Maryam Radjavi : toute hésitation dans l’adoption de sanctions globales rapproche les mollahs de la bombe et prépare le terrain à une crise internationale
CNRI – L’AIEA vient de publier son dernier rapport sur le programme nucléaire des mollahs. Elle y indique que la révélation du site secret de Qom « réduit le niveau de confiance de l’agence sur l’existence d’autres installations atomiques en cours de construction» et « soulève la question de l’existence d’autres installations nucléaires qui n’auraient pas encore été révélées à l’Agence internationale de l’énergie atomique ». Le rapport poursuite : « les questions de l’agence demeurent sur l’objectif des installations, leur fonctionnement et leur rôle dans le programme atomique » du régime.
Le rapport précise que le site de Qom est prévu pour 3000 centrifugeuses, destinées selon le régime à pour produire de l’énergie. Or il s’avère que ce nombre est insuffisant pour cette tâche, par contre il suffit à enrichir de l’uranium à des fins militaires.
Contrairement au régime qui prétend avoir débuté la construction du site dans la 2e moitié de 2007, l’AIEA affirme posséder des documents, notamment des images prises par satellites montrant des travaux « entre 2002 et 2004 et qu’ils ont repris en 2006. Ils continuent à ce jour. » La résistance iranienne avait révélé cette installation secrète le 20 décembre 2005 dans une conférence de presse à Paris.
Les informations de la Résistance montrent qu’un grand nombre d’experts ayant joué un rôle direct dans la mise en route de ce site, notamment Morteza Behzad et Hossein Zilou’i, sont des spécialistes du ministère de la Défense. D’autres viennent du centre de commandement et de fabrication de l’arme atomique Mojdeh (rattaché à l’université Malek Achtar).

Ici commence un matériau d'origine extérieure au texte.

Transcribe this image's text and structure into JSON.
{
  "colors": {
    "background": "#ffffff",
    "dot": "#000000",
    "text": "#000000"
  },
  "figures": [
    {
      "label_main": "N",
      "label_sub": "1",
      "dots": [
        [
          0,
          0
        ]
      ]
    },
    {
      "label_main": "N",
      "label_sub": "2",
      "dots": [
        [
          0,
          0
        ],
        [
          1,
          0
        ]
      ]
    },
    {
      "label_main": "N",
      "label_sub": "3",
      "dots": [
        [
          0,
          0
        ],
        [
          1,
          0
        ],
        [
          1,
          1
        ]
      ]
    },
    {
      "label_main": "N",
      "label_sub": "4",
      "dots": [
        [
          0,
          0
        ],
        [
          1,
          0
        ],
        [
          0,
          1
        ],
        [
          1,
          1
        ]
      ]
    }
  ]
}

Selon le rapport de l’AIEA, le régime iranien en ce moment dispose de 1763 kg d’uranium enrichi, soit 250 kg de plus que dans le rapport du 28 août. C’est une quantité suffisante pour produire de l’uranium hautement enrichi pour deux ogives nucléaires.
Dans son rapport, l’AIEA rappelle l’absence de coopération du régime sur l’aspect nucléaire de son programme. Elle rappelle qu’elle attend toujours une réponse à sa demande d’entretien avec les autorités iraniennes concernées. Elle déplore le refus opposé à ses requêtes concernant des personnes, des renseignements et des moyens précis sur l’aspect militaire du programme nucléaire.
Le refus d’appliquer le protocole additionnel, les violations répétées des résolutions du conseil de sécurité et des directives du conseil des gouverneurs de l’AIEA comme la suspension de l’enrichissement de l’uranium, figurent aussi dans ce rapport.
Maryam Radjavi a déclaré à ce sujet : Vingt années durant, les mollahs ont caché la totalité ou des parties de leur programme nucléaire à la communauté internationale et à l’AIEA, car ils ont pour objectif de se doter de l’arme atomique. Etant donné le soulèvement populaire en Iran qui dure depuis six mois malgré une répression sévère, et vu les divisions et l’hostilité au sommet qui ont atteint leur apogée, le régime a besoin plus que jamais de la bombe atomique pour rester au pouvoir.
Plus personne ne doute aujourd’hui, a-t-elle ajouté, que les mollahs ont tiré le plus grand profit de la politique de négociation et de concession des pays occidentaux, pour gagner du temps afin de développer et compléter leur projet d’armes de destruction massive et se doter de la bombe atomique. C’est pourquoi il est temps que le Conseil de sécurité de l’ONU adopte sans délai des sanctions globales en armes, en technologique, diplomatiques et pétrolières contre ce régime. Toute hésitation dans ce sens et opportunité offerte au régime sous prétexte de dialogue et de négociation, rapprochent les mollahs de la bombe et posent les jalons d’une crise internationale sans précédent.